Crappie Fishing Techniques in Ontario

Crappie fishing in Ontario



Spring (Start of Season)
Crappie are a rite of spring for many anglers, and for good reason - they are scrappy on light line, are relatively easy to catch and they taste delicious in the pan. Look for shallow cover for pre and post-spawn fish. Things to keep an eye out for are old wooden docks, cane beds, stumps and trees and thick weed beds. Suspending a small micro tube jig under a float is your best bet to entice these fish, and tipping your jig with a small piece of worm or minnow can bring better results if the fish are extremely finicky. A tip to keep in mind - a crappies' eyes are on the top of its head so a short length of line between float and bait will keep the lure in the fishes strike zone.

After the spawn, the crappie will seek out deeper water and the schools of fish that occurred during the spring will disperse throughout the lake. Summer fish will now relate to structure in water from six to 20 feet deep. The one variable to keep an eye out for is healthy green weed beds and feeding shelves on the lake bottom. Schools of baitfish will also congregate hungry crappie, so keeping an eye on your fishfinder will often be the trick to locating fish. There are a number of lures that work well during the summer, namely small, deep-diving crankbaits, micro jigs on slip float setups, and small spoons that can be vertically jigged. Once you catch a fish, throwing out a marker buoy will help you stay in the area that is holding fish.
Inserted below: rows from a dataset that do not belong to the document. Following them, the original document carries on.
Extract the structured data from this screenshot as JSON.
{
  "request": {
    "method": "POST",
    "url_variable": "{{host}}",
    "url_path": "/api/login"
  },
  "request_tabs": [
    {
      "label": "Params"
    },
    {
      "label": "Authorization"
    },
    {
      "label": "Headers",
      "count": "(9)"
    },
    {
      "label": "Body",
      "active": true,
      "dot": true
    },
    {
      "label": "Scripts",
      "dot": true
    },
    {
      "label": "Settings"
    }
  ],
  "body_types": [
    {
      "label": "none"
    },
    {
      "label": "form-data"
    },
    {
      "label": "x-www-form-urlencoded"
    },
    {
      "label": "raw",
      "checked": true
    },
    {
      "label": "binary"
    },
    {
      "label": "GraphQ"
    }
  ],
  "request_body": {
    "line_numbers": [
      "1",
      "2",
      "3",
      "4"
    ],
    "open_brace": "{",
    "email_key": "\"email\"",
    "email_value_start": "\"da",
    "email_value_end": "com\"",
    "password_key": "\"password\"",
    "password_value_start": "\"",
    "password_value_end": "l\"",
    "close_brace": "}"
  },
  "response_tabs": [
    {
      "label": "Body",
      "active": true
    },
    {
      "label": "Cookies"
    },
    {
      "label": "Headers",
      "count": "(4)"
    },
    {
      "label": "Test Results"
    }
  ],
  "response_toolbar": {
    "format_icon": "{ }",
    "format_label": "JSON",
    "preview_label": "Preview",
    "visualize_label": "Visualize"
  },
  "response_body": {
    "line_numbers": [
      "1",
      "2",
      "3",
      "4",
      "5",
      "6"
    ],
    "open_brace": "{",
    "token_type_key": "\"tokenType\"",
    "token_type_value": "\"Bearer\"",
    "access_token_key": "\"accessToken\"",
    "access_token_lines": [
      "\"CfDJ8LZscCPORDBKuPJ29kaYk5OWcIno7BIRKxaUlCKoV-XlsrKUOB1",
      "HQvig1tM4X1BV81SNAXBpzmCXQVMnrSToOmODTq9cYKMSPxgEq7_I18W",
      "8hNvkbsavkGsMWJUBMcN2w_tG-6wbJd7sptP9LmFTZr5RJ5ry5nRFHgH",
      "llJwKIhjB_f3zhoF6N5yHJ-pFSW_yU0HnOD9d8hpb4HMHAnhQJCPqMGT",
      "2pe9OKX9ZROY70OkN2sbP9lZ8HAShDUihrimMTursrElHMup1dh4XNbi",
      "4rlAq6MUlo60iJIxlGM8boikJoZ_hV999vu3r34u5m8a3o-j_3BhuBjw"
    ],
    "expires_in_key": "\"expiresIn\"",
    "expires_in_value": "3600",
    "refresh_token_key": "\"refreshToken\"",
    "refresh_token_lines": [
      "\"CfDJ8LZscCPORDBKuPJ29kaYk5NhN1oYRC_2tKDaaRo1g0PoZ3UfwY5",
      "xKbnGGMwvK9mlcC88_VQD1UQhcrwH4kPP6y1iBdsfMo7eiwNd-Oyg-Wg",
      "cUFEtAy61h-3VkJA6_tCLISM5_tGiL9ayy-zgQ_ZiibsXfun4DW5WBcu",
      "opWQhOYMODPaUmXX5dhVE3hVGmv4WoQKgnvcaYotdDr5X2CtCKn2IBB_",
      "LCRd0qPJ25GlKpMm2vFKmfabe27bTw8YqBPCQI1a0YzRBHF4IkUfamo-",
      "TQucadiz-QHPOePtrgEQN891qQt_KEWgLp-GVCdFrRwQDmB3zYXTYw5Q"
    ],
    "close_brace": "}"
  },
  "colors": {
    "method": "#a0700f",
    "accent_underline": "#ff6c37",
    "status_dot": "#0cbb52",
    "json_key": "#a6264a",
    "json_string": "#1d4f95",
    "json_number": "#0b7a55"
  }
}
Crappies movements in the fall are much like in the summer. Fish will continue to hold deep, yet they will begin to suspend off of prime structure areas in the general vicinity of baitfish schools. Summer presentations are your best lure options, but the general rule in the fall is to fish slower. Tossing a crankbait while barely turning the reel handle or jigging a spoon with 10 to 20 second pauses in between will entice these semi-active fish to hit. Cloudy, windy days seem to bring fish higher up in the water column, while sunny, bright days will push the finicky crappie deeper.